The MER (relationship entity model) should be the starting point for you
Elaborate your exercise. Of course, later you will develop your own
Method to be able to accurately map entities, their relationships and transform
Is
With practice, you will realize that it is much easier to view the model in reverse (from the bank to the model and realize the deficiencies).
Instead of answering your question completely and, incidentally, designing it depends a lot on the level you want to reach, we can simplify too much or leave too complete (this is the risk that all modeling runs)I will propose to answer your question in a way that will teach you to reflect on abstraction and modeling. That’s what you need from what I noticed in your question. And it’s not hard.
Come on...
Nouns tend to be Entities in the Model:
Verbs tend to be roles / relationships
Nouns: Book, Author, Publisher
Now let’s think about the verbs to see the relationships between the entities (all in the singular)

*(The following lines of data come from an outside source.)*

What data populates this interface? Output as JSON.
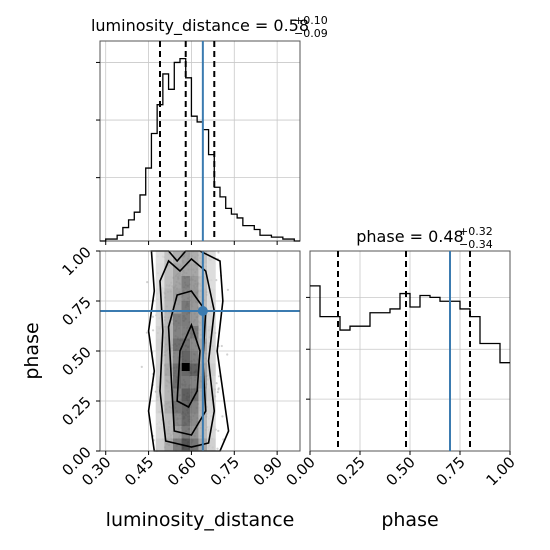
{
  "chart_data": [
    {
      "type": "histogram",
      "panel": "luminosity_distance marginal",
      "title": {
        "param": "luminosity_distance",
        "median": "0.58",
        "plus": "+0.10",
        "minus": "−0.09"
      },
      "xlim": [
        0.28,
        0.98
      ],
      "bins_x": [
        0.28,
        0.3,
        0.32,
        0.34,
        0.36,
        0.38,
        0.4,
        0.42,
        0.44,
        0.46,
        0.48,
        0.5,
        0.52,
        0.54,
        0.56,
        0.58,
        0.6,
        0.62,
        0.64,
        0.66,
        0.68,
        0.7,
        0.72,
        0.74,
        0.76,
        0.78,
        0.8,
        0.82,
        0.84,
        0.86,
        0.88,
        0.9,
        0.92,
        0.94,
        0.96,
        0.98
      ],
      "heights": [
        0.0,
        0.01,
        0.01,
        0.03,
        0.07,
        0.11,
        0.15,
        0.24,
        0.38,
        0.56,
        0.71,
        0.87,
        0.79,
        0.93,
        0.95,
        0.85,
        0.65,
        0.62,
        0.58,
        0.45,
        0.28,
        0.23,
        0.17,
        0.14,
        0.12,
        0.08,
        0.08,
        0.06,
        0.03,
        0.03,
        0.02,
        0.02,
        0.01,
        0.01,
        0.0
      ],
      "quantile_lines": [
        0.49,
        0.58,
        0.68
      ],
      "truth": 0.64
    },
    {
      "type": "histogram",
      "panel": "phase marginal",
      "title": {
        "param": "phase",
        "median": "0.48",
        "plus": "+0.32",
        "minus": "−0.34"
      },
      "xlim": [
        0,
        1
      ],
      "xticks": [
        "0.00",
        "0.25",
        "0.50",
        "0.75",
        "1.00"
      ],
      "xlabel": "phase",
      "bins_x": [
        0.0,
        0.05,
        0.1,
        0.15,
        0.2,
        0.25,
        0.3,
        0.35,
        0.4,
        0.45,
        0.5,
        0.55,
        0.6,
        0.65,
        0.7,
        0.75,
        0.8,
        0.85,
        0.9,
        0.95,
        1.0
      ],
      "heights": [
        0.86,
        0.7,
        0.7,
        0.63,
        0.65,
        0.65,
        0.72,
        0.72,
        0.74,
        0.82,
        0.75,
        0.81,
        0.8,
        0.78,
        0.78,
        0.74,
        0.7,
        0.56,
        0.56,
        0.46
      ],
      "quantile_lines": [
        0.14,
        0.48,
        0.8
      ],
      "truth": 0.7
    },
    {
      "type": "scatter-density",
      "panel": "joint",
      "xlim": [
        0.28,
        0.98
      ],
      "ylim": [
        0,
        1
      ],
      "xticks": [
        "0.30",
        "0.45",
        "0.60",
        "0.75",
        "0.90"
      ],
      "yticks": [
        "0.00",
        "0.25",
        "0.50",
        "0.75",
        "1.00"
      ],
      "xlabel": "luminosity_distance",
      "ylabel": "phase",
      "truth": {
        "x": 0.64,
        "y": 0.7
      },
      "density_peak": {
        "x": 0.58,
        "y": 0.42
      }
    }
  ]
}
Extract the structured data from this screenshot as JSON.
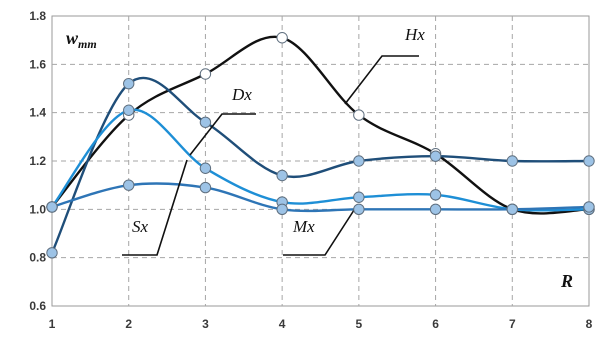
{
  "chart_data": {
    "type": "line",
    "title": "",
    "xlabel": "R",
    "ylabel": {
      "main": "w",
      "sub": "mm"
    },
    "xlim": [
      1,
      8
    ],
    "ylim": [
      0.6,
      1.8
    ],
    "x": [
      1,
      2,
      3,
      4,
      5,
      6,
      7,
      8
    ],
    "x_ticks": [
      "1",
      "2",
      "3",
      "4",
      "5",
      "6",
      "7",
      "8"
    ],
    "y_ticks": [
      "0.6",
      "0.8",
      "1.0",
      "1.2",
      "1.4",
      "1.6",
      "1.8"
    ],
    "grid": {
      "vertical": true,
      "horizontal": true,
      "style": "dashed"
    },
    "series": [
      {
        "name": "Hx",
        "color": "#111111",
        "marker": "#ffffff",
        "values": [
          1.01,
          1.39,
          1.56,
          1.71,
          1.39,
          1.23,
          1.0,
          1.0
        ]
      },
      {
        "name": "Dx",
        "color": "#1f4e79",
        "marker": "#9dc3e6",
        "values": [
          0.82,
          1.52,
          1.36,
          1.14,
          1.2,
          1.22,
          1.2,
          1.2
        ]
      },
      {
        "name": "Sx",
        "color": "#1e8fd6",
        "marker": "#9dc3e6",
        "values": [
          1.01,
          1.41,
          1.17,
          1.03,
          1.05,
          1.06,
          1.0,
          1.0
        ]
      },
      {
        "name": "Mx",
        "color": "#2e75b6",
        "marker": "#9dc3e6",
        "values": [
          1.01,
          1.1,
          1.09,
          1.0,
          1.0,
          1.0,
          1.0,
          1.01
        ]
      }
    ]
  }
}
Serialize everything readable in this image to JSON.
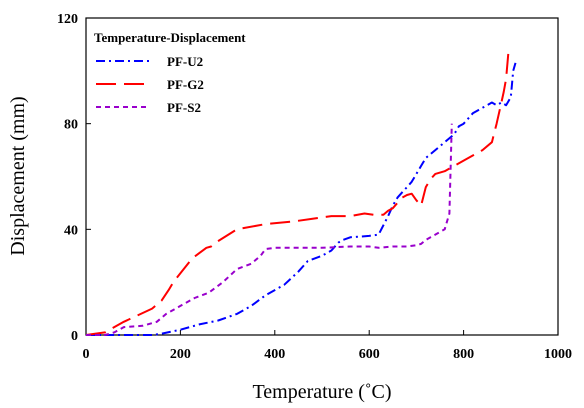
{
  "chart_data": {
    "type": "line",
    "title": "",
    "xlabel": "Temperature (˚C)",
    "ylabel": "Displacement (mm)",
    "xlim": [
      0,
      1000
    ],
    "ylim": [
      0,
      120
    ],
    "xticks": [
      "0",
      "200",
      "400",
      "600",
      "800",
      "1000"
    ],
    "yticks": [
      "0",
      "40",
      "80",
      "120"
    ],
    "grid": false,
    "legend": {
      "title": "Temperature-Displacement",
      "placement": "top-left"
    },
    "series": [
      {
        "name": "PF-U2",
        "color": "#0000ff",
        "dash": "dash-dot",
        "x": [
          0,
          60,
          100,
          140,
          160,
          200,
          240,
          280,
          320,
          350,
          380,
          420,
          450,
          470,
          500,
          520,
          535,
          545,
          560,
          600,
          620,
          640,
          650,
          660,
          670,
          680,
          690,
          700,
          710,
          720,
          740,
          760,
          780,
          790,
          800,
          820,
          840,
          860,
          870,
          880,
          890,
          900,
          905,
          910
        ],
        "y": [
          0,
          0,
          0,
          0,
          0.5,
          2,
          4,
          5.5,
          8,
          11,
          15,
          19,
          24,
          28,
          30,
          32,
          35,
          36,
          37,
          37.5,
          38,
          45,
          49,
          52,
          54,
          56,
          58,
          61,
          64,
          67,
          70,
          73,
          76,
          79,
          80,
          84,
          86,
          88,
          87,
          88,
          87,
          90,
          100,
          103
        ]
      },
      {
        "name": "PF-G2",
        "color": "#ff0000",
        "dash": "long-dash",
        "x": [
          0,
          40,
          80,
          140,
          160,
          175,
          185,
          225,
          240,
          255,
          265,
          275,
          320,
          380,
          440,
          480,
          520,
          560,
          590,
          610,
          630,
          640,
          650,
          660,
          670,
          680,
          690,
          700,
          710,
          720,
          730,
          740,
          760,
          800,
          820,
          840,
          860,
          870,
          880,
          885,
          890,
          895
        ],
        "y": [
          0,
          1,
          5,
          10,
          13,
          17,
          20,
          29,
          31,
          33,
          33.5,
          35,
          40,
          42,
          43,
          44,
          45,
          45,
          46,
          45.5,
          45.5,
          47,
          48,
          50,
          52,
          53,
          53.5,
          51,
          49,
          56,
          59,
          61,
          62,
          66,
          68,
          70,
          73,
          80,
          88,
          92,
          97,
          107
        ]
      },
      {
        "name": "PF-S2",
        "color": "#9900cc",
        "dash": "short-dash",
        "x": [
          0,
          40,
          60,
          80,
          120,
          150,
          170,
          200,
          230,
          260,
          290,
          320,
          350,
          370,
          380,
          400,
          500,
          560,
          600,
          620,
          650,
          680,
          700,
          710,
          720,
          740,
          760,
          770,
          775
        ],
        "y": [
          0,
          0,
          1,
          3,
          3.5,
          5,
          8,
          11,
          14,
          16,
          20,
          25,
          27,
          30,
          32.5,
          33,
          33,
          33.5,
          33.5,
          33,
          33.5,
          33.5,
          34,
          34.5,
          36,
          38,
          40,
          46,
          80
        ]
      }
    ]
  }
}
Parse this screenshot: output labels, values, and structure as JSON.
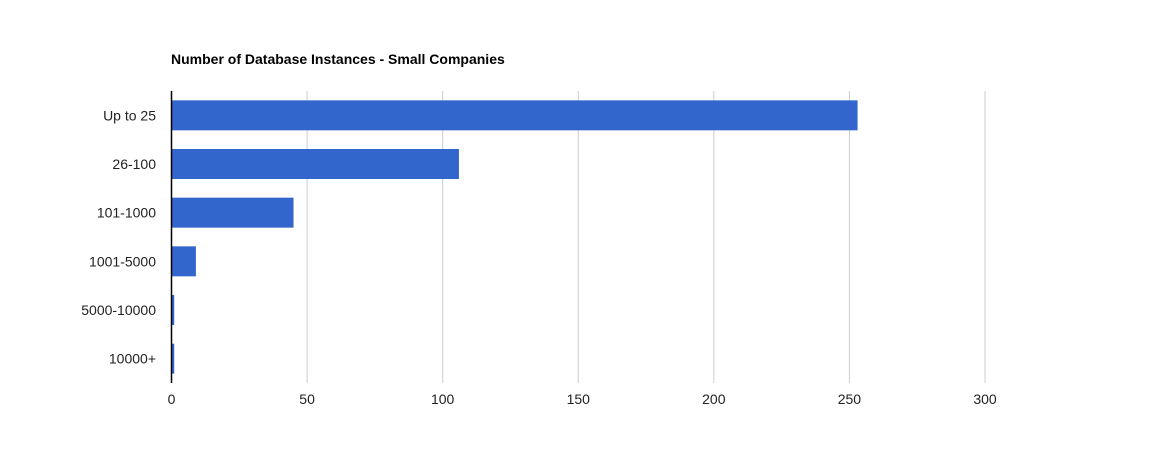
{
  "chart_data": {
    "type": "bar",
    "orientation": "horizontal",
    "title": "Number of Database Instances - Small Companies",
    "categories": [
      "Up to 25",
      "26-100",
      "101-1000",
      "1001-5000",
      "5000-10000",
      "10000+"
    ],
    "values": [
      253,
      106,
      45,
      9,
      1,
      1
    ],
    "xlabel": "",
    "ylabel": "",
    "xlim": [
      0,
      300
    ],
    "xticks": [
      0,
      50,
      100,
      150,
      200,
      250,
      300
    ],
    "grid": true,
    "legend": "none",
    "bar_color": "#3366cc"
  }
}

Book is CLASSIFIED in Category <<>> Category CLASSIFIES book
Author REDIGE Book <<>> Book is WRITTEN by Author
Translator Translates Book <<>> Book is TRANSLATED by Translator
(But why do we need to think about the proofreading translators etc? Because in a library system the classification considers several data, look at the catalogue of a book).
Editora PUBLICA Livro
Book is PUBLISHED by Publisher
When the book is published, there is an edition! Therefore it is not the Book that is published, but the EDITION of it, which it has, number, date etc.
Now, let’s take a closer look at the relationships
Does the Publishing House actually publish the Book? No, physically the publication is associated with an edition that has print run, edition, date, revision and many other attributes.
Author writes book? How does co-author? And the translator?
Wouldn’t it be better instead to have an Entity called AUTHOR have a so-called person, and it takes on a participation role? Oops! Participation? In what? Participation in the Book.
Then see an example for entities only:
PERSON <<<< PARTICIPATION >>>> BOOK
The rest I’ll leave for you to finish your work ;-)
(Train a lot modeling!)
**Now the pump for you to think: **
BUT WHAT WOULD MY MODEL LOOK LIKE IF IN THE SECOND EDITION THE TRANSLATOR WERE SOMEONE ELSE FROM A PARTICULAR BOOK? By the way, what if we changed the name of the relationship Participation to "Edition"? (now it’s time for you to exercise around :-D)
Hello Emanoel! Welcome to our community. I will prepare an answer and I publish it for you.
– Mateus
Thank you, Matthew! Waiting :D
– emaonel.exe
Your DML does not correspond to the diagram. According to your DML a book is related to 0 or 1 category (same author and publisher). In his diagram a book is related to N categories (same author and publisher). To implement an N:N relationship you need to create an auxiliary table in your physical model, so there should be a Book-Author table that relates each author with all of their books and each book with all of its authors (same category and publisher). Its model predicts that a book may have several publishers?
– anonimo
opa amigo, I edited the cardinalities. would be that way ?
– emaonel.exe
@anonimo forgive me the correction: DDL (Data Definition Language). DML is Manipulation (Manipulation of data, not of structures). Creation of tables is DDL ;-)
– Mateus
@Matthew: right. My fault.
– anonimo
@Manoel: now corresponds to your DDL, it remains to know if it corresponds to reality being modeled, but you have not posted anything that could elucidate this points. For example in the real world a book may have several authors and an author may write several books, it would be a relationship N:N.
– anonimo
In brmodelo (which they ask us to do) there is no relationship N:N, the correct one would be 0:N?
– emaonel.exe
A relationship (A) N:N (B) is translated, in the physical model, into (A) 0:N (A-B) N:0 (B), i.e., an intermediate table is created with the combination of foreign keys. I don’t know this model but you may already have to create these intermediate tables in it.